CHF is characterized by increasing hospitalization rates and decreasing survival rates. To address issues of quality and cost of care provided, understanding hospital-related factors that affect CHF outcomes becomes important because hospitalizations represent a major percentage of overall CHF disease cost burden. Hospital characteristics such as for-profit status and teaching/nonteaching status have been shown to affect quality of care and outcomes. Rural community hospitals have been shown to under-prescribe β-blockers and angiotensin-converting enzyme inhibitors in heart failure patients. Hospital size (based on number of beds) has also been shown to influence CHF outcomes. A study by Taylor et al. showed that Medicare payments for CHF patients were higher for patients admitted to for-profit hospitals. The study also showed that teaching hospitals had lower mortality rates compared with for-profit hospitals. The amount of experience in treating heart failure patients (patient volume) has also been shown to affect CHF-related hospitalization outcomes.

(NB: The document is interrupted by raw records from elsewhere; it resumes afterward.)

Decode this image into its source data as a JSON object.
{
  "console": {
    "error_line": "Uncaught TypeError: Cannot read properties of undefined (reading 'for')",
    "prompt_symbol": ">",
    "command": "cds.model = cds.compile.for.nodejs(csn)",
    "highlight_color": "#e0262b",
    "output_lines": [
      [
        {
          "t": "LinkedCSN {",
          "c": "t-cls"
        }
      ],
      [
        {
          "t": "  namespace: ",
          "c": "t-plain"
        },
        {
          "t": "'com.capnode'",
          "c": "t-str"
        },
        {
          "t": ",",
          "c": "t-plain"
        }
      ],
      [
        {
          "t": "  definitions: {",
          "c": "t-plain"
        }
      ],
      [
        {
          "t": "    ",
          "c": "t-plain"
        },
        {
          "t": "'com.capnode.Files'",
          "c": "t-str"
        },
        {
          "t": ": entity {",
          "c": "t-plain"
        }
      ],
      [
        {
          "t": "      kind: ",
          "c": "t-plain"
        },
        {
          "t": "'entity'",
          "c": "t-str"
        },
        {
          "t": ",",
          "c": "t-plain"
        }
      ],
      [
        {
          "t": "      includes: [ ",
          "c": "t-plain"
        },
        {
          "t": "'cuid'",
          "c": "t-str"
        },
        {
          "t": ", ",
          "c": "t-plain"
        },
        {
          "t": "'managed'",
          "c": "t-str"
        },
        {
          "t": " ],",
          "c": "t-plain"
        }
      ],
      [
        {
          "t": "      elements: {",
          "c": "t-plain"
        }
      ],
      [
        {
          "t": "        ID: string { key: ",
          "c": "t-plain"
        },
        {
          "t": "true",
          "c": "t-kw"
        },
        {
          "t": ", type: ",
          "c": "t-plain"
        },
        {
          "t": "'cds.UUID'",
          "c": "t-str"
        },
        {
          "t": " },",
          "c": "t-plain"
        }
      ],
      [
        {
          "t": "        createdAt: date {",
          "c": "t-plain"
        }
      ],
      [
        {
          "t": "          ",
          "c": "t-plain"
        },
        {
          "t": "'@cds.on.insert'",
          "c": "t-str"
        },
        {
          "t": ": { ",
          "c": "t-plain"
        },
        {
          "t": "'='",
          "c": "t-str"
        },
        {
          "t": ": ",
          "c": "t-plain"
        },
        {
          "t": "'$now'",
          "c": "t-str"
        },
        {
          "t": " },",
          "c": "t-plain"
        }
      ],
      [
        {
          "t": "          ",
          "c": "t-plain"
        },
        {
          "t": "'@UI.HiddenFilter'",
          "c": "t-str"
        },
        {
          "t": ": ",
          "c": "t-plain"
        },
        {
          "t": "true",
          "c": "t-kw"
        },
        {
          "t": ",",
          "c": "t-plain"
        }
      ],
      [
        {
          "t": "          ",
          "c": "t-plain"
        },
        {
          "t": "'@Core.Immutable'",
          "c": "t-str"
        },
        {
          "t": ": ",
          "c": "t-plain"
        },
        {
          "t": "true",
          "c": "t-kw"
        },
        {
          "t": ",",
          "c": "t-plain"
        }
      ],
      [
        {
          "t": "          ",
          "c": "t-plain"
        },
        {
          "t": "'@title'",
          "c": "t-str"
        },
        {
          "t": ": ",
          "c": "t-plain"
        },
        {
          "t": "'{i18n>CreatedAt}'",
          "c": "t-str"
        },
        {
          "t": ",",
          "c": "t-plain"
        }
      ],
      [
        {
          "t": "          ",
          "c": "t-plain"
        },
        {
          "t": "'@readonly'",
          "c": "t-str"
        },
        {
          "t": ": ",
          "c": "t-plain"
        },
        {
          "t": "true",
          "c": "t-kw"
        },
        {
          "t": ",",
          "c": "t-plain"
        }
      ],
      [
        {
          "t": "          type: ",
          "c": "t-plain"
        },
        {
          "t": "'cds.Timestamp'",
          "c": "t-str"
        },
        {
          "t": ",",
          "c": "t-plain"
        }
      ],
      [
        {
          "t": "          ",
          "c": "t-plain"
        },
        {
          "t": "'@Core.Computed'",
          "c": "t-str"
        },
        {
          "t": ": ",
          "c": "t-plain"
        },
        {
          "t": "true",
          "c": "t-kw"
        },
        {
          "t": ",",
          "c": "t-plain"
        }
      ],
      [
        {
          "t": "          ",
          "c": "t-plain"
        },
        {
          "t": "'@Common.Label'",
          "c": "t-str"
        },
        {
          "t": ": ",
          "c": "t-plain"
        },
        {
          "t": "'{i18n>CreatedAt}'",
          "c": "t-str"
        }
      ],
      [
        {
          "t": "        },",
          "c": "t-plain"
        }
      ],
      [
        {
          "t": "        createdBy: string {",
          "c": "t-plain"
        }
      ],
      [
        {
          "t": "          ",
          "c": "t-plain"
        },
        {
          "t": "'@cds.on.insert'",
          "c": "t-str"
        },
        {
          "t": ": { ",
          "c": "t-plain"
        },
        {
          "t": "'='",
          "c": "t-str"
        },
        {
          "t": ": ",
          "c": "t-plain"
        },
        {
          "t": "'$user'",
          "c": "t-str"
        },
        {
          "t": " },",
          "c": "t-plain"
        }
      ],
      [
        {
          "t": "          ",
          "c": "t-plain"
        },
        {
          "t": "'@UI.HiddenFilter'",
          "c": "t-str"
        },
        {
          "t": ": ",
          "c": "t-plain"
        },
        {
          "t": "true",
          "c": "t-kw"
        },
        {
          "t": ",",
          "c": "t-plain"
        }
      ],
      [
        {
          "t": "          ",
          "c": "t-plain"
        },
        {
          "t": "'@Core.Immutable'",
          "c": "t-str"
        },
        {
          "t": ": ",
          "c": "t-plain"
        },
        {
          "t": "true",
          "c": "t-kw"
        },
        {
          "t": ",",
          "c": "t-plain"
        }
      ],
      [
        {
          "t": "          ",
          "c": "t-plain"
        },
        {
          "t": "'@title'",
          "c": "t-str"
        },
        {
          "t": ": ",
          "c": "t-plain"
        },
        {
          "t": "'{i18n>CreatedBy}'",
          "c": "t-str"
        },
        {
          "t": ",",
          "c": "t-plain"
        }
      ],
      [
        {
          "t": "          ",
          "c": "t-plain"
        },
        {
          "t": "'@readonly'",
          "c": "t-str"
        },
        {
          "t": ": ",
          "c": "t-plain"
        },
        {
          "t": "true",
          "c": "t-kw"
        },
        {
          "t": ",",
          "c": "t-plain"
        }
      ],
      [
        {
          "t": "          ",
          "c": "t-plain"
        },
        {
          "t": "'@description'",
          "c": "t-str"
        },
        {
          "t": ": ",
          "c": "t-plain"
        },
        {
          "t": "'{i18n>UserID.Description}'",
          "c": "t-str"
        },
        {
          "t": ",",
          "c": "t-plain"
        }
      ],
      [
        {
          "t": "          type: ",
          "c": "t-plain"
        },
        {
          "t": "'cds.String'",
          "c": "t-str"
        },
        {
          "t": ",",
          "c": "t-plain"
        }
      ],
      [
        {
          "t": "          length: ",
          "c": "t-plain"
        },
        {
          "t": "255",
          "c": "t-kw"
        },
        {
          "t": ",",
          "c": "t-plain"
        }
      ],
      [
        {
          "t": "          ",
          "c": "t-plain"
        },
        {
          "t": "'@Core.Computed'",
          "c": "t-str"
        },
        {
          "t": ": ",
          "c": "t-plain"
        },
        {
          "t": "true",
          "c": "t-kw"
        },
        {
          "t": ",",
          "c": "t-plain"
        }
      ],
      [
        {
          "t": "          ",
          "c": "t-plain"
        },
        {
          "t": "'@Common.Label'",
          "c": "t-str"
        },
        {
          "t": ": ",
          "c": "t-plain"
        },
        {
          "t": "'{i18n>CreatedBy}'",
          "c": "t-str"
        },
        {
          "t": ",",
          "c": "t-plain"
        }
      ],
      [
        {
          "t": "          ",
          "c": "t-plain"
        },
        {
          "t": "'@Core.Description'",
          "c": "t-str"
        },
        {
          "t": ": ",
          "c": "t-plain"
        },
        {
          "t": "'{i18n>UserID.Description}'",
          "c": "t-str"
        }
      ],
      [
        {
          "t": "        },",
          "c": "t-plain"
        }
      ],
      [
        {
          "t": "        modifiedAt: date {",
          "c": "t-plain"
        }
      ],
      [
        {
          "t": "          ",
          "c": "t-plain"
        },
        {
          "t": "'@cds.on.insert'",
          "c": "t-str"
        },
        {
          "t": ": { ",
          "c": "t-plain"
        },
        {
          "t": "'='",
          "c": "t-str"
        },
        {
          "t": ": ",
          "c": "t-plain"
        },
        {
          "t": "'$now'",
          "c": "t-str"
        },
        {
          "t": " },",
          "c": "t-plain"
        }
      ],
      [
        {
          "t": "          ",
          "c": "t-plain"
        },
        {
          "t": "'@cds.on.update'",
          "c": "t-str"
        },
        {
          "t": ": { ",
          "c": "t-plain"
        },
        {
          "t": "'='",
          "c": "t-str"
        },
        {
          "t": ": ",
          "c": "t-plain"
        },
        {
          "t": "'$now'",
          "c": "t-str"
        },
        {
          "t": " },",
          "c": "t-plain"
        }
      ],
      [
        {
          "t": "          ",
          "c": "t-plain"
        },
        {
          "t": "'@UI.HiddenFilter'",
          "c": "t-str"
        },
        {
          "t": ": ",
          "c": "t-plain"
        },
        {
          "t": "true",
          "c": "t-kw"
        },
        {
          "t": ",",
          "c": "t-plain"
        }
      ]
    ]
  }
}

Studies have shown that patient characteristics also significantly affect CHF outcomes. Kossovsky et al. found that as age increased, the probability of hospitalization increased, whereas another study showed that older age was associated with decreased costs in heart failure patients. Patient factors like nature of insurance coverage affect the type and intensity of health care provided. Those, in turn, affect short-term as well as long-term outcomes. Studies have shown that managed care (MC) affects outcomes in CHF due to shorter length-of-stay (LOS) and increased emergency room use, potentially resulting in poor quality of health care. Other studies have shown that patient characteristics such as gender, race, insurance coverage, and disease severity also affect CHF-related outcomes.

The aforementioned studies were conducted in specific hospital settings, in specific patient populations, and in certain geographic areas. Results from these studies generally reflect systems of care in those settings, and their generalizability can be questioned. A multistate estimate across all hospitals, adjusted for specific characteristics, may help validate some of the above findings. The Healthcare Cost and Utilization Project (HCUP) dataset, a nationally representative hospital dataset, provided a unique opportunity to examine differences in CHF-related outcomes such as hospital charges, LOS, and mortality by patient as well as by hospital characteristics. The aim of this study was to examine various hospital- as well as patient-related factors that may account for differences in CHF-related outcomes.